Hanging Atom Models
Grade 8, 90min
In the Hanging Atom Models project, students team up to create a series of elements using an online simulation tool. They record their results on paper and consider how their atoms differ from one another. Finally, teams choose one of their elements to create as a large wire model and then analyze the benefits and limitations of such a model.
Topics addressed
- Atom models, components and ideas: neutrons, protons, electrons, ions, atomic number, atomic mass
- Primary CT concept: abstraction.
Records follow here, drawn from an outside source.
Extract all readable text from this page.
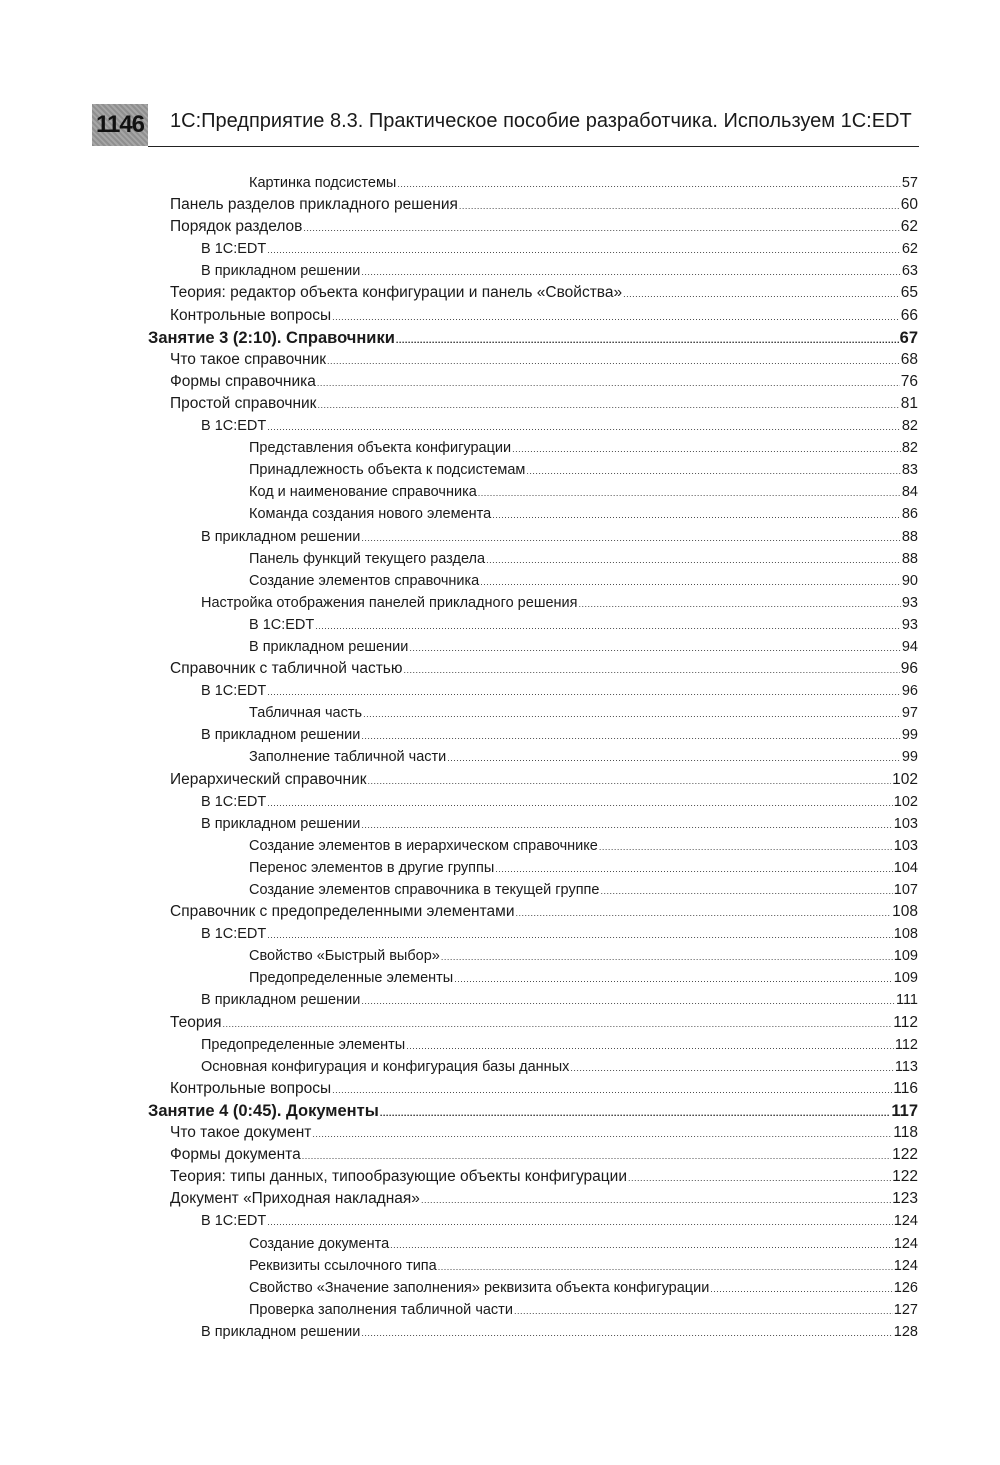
1146 1С:Предприятие 8.3. Практическое пособие разработчика. Используем 1С:EDT
Картинка подсистемы .....	57
Панель разделов прикладного решения .....	60
Порядок разделов .....	62
В 1С:EDT .....	62
В прикладном решении .....	63
Теория: редактор объекта конфигурации и панель «Свойства» .....	65
Контрольные вопросы .....	66
Занятие 3 (2:10). Справочники .....	67
Что такое справочник .....	68
Формы справочника .....	76
Простой справочник .....	81
В 1С:EDT .....	82
Представления объекта конфигурации .....	82
Принадлежность объекта к подсистемам .....	83
Код и наименование справочника .....	84
Команда создания нового элемента .....	86
В прикладном решении .....	88
Панель функций текущего раздела .....	88
Создание элементов справочника .....	90
Настройка отображения панелей прикладного решения .....	93
В 1С:EDT .....	93
В прикладном решении .....	94
Справочник с табличной частью .....	96
В 1С:EDT .....	96
Табличная часть .....	97
В прикладном решении .....	99
Заполнение табличной части .....	99
Иерархический справочник .....	102
В 1С:EDT .....	102
В прикладном решении .....	103
Создание элементов в иерархическом справочнике .....	103
Перенос элементов в другие группы .....	104
Создание элементов справочника в текущей группе .....	107
Справочник с предопределенными элементами .....	108
В 1С:EDT .....	108
Свойство «Быстрый выбор» .....	109
Предопределенные элементы .....	109
В прикладном решении .....	111
Теория .....	112
Предопределенные элементы .....	112
Основная конфигурация и конфигурация базы данных .....	113
Контрольные вопросы .....	116
Занятие 4 (0:45). Документы .....	117
Что такое документ .....	118
Формы документа .....	122
Теория: типы данных, типообразующие объекты конфигурации .....	122
Документ «Приходная накладная» .....	123
В 1С:EDT .....	124
Создание документа .....	124
Реквизиты ссылочного типа .....	124
Свойство «Значение заполнения» реквизита объекта конфигурации .....	126
Проверка заполнения табличной части .....	127
В прикладном решении .....	128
Students create three types of models for a specific element, then evaluate how models are beneficial in our understanding of atoms, as well as how their models are limited.
Students will be able to
- Determine the number of protons, electrons and neutrons for specific elements
- Create visual models of atoms for specific elements
Materials
-
Slides:
-
Student handout:
-
String
-
Hobby wire - a reasonably sturdy picture hanging wire works great
-
Glue
-
Foil tape
Prep
- Create a hanging model for hydrogen that serves as an exemplar project, so students can better understand what their models should look like
- Consider creating the nuclei before class – thread a length of string onto a small needle and through a small foam bead, onto which all other protons and neutrons will be glued by students
Suggested lesson breakdown
You can keep the class together for some or all of these steps, or allow teams to self-pace
- 10min – introduce project, go over requirements and and expectations and demo simulation tool
- 40min – students use the web-based simulation to create their selected five elements and answer the questions on the second page of their packet
- 30min – students create their physical hanging atom models
- 10min – students clean up and answer the reflection questions at the end of their packet
Next Generation science standards
-
NGSS.MS-PS1-1
Develop models to describe the atomic composition of simple molecules and extended structures.
Common Core standards
-
CCSS.ELA-Literacy.RST.6-8.7
Integrate quantitative or technical information expressed in words in a text with a version of that information expressed visually (e.g., in a flowchart, diagram, model, graph, or table).